[programmer.cpp1986]

I wanna force a thread to execute its APCs through kernel mode.
I know that i have to set this thread to delay and alterable state, but I don't know haw can i do this?

[Cr4sh]

Code: Select all

KTHREAD->ApcState.UserApcPending = TRUE;

[Dmitry Varshavsky]

Code: Select all

KTHREAD->ApcState.UserApcPending = TRUE;

And you should have and maintain huge offset table for different OS/service packs.

Preffered solution:

Schedule kernel-mode APC. In normal routine schedule user-mode APC and then just simple:

Code: Select all

LARGE_INTEGER Timeout = {0};
KeDelayExecutionThread ( UserMode, TRUE, &Timeout );

This will force user apc delivery.

[Brock]

http://www.codeproject.com/Articles/723 ... ous-User-M

The above code uses the same KeDelayExecutionThread method to force the delivery of APCs as mentioned already and it works fine.

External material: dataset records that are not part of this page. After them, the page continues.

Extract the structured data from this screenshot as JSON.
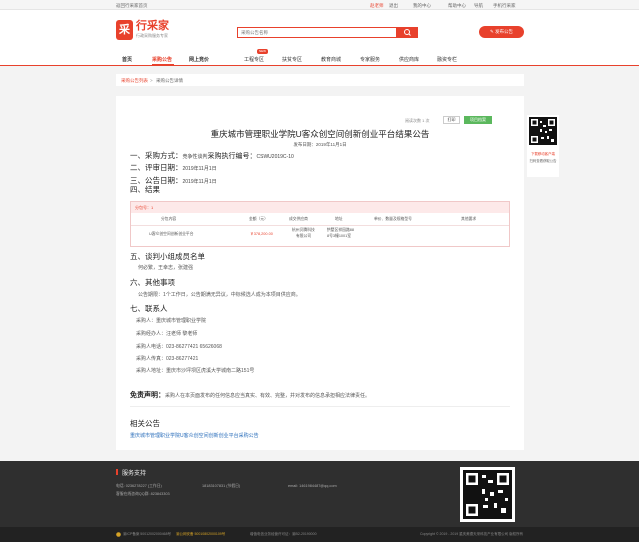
{
  "topbar": {
    "back_home": "返回行采家首页",
    "user": "赵老师",
    "exit": "退出",
    "my_center": "我的中心",
    "help": "帮助中心",
    "service_nav": "导航",
    "mobile": "手机行采家"
  },
  "header": {
    "logo_char": "采",
    "logo_name": "行采家",
    "logo_slogan": "行政采购服务专家",
    "search_placeholder": "采购公告名称",
    "publish_label": "发布公告"
  },
  "nav": {
    "items": [
      "首页",
      "采购公告",
      "网上竞价",
      "工程专区",
      "扶贫专区",
      "教育商城",
      "专家服务",
      "供应商库",
      "融资专栏"
    ],
    "new_badge": "NEW"
  },
  "breadcrumb": {
    "first": "采购公告列表",
    "sep": ">",
    "second": "采购公告详情"
  },
  "notice": {
    "read_count": "阅读次数 1 次",
    "print_label": "打印",
    "project_label": "项目档案",
    "title": "重庆城市管理职业学院U客众创空间创新创业平台结果公告",
    "pub_date": "发布日期：2019年11月1日",
    "s1_label": "一、采购方式：",
    "s1_method": "竞争性谈判",
    "s1_code_label": "采购执行编号：",
    "s1_code": "CSWU2019C-10",
    "s2_label": "二、评审日期：",
    "s2_value": "2019年11月1日",
    "s3_label": "三、公告日期：",
    "s3_value": "2019年11月1日",
    "s4_label": "四、结果",
    "package_label": "分包号：1",
    "table_headers": [
      "分包内容",
      "金额（元）",
      "成交供应商",
      "地址",
      "单价、数量及规格型号",
      "其他要求"
    ],
    "row": {
      "content": "U客众创空间创新创业平台",
      "amount": "￥378,200.00",
      "supplier_1": "杭州贝腾科技",
      "supplier_2": "有限公司",
      "address_1": "拱墅区祥园路88",
      "address_2": "8号3幢1001室"
    },
    "s5_label": "五、谈判小组成员名单",
    "s5_members": "何必繁，王幸志，张建强",
    "s6_label": "六、其他事项",
    "s6_text": "公告期限：1个工作日，公告期满无异议，中标候选人成为本项目供应商。",
    "s7_label": "七、联系人",
    "contacts": [
      "采购人：重庆城市管理职业学院",
      "采购经办人：汪老师 黎老师",
      "采购人电话：023-86277421 65626068",
      "采购人传真：023-86277421",
      "采购人地址：重庆市沙坪坝区虎溪大学城南二路151号"
    ],
    "disclaimer_label": "免责声明：",
    "disclaimer_text": "采购人在本页面发布的任何信息应当真实、有效、完整，并对发布的信息承担相应法律责任。",
    "related_title": "相关公告",
    "related_link": "重庆城市管理职业学院U客众创空间创新创业平台采购公告"
  },
  "side_qr": {
    "caption_1": "下载移动客户端",
    "caption_2": "扫码查看获取公告"
  },
  "footer": {
    "title": "服务支持",
    "phone": "电话: 0236278227 (工作日)",
    "qq": "客服在线咨询QQ群: 823843303",
    "hotline": "18183107831 (节假日)",
    "email": "email: 1461984487@qq.com"
  },
  "bottom": {
    "icp": "渝ICP备案 50012002000468号",
    "police": "渝公网安备 50010802000109号",
    "company_info": "增值电信业务经营许可证：渝B2-20190000",
    "copyright": "Copyright © 2019 - 2019 重庆美德天采科技产业有限公司 版权所有"
  },
  "colors": {
    "accent": "#e8412c",
    "green": "#5bb85d",
    "link": "#2a6ebb"
  }
}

I wouldn't mess with undocumented methods which require hardcoding offsets per OS version / SP. Another way to force APCs to be flushed is to call the non-wait function ZwTestAlert. It will empty the APC queue but it's not exported from the kernel, at least not here on XP x86, but you could always SYSENTER/INT2E etc. yourself. Of course the system call number is also apt to change so KeDelayExecutionThread seems to be the best documented choice.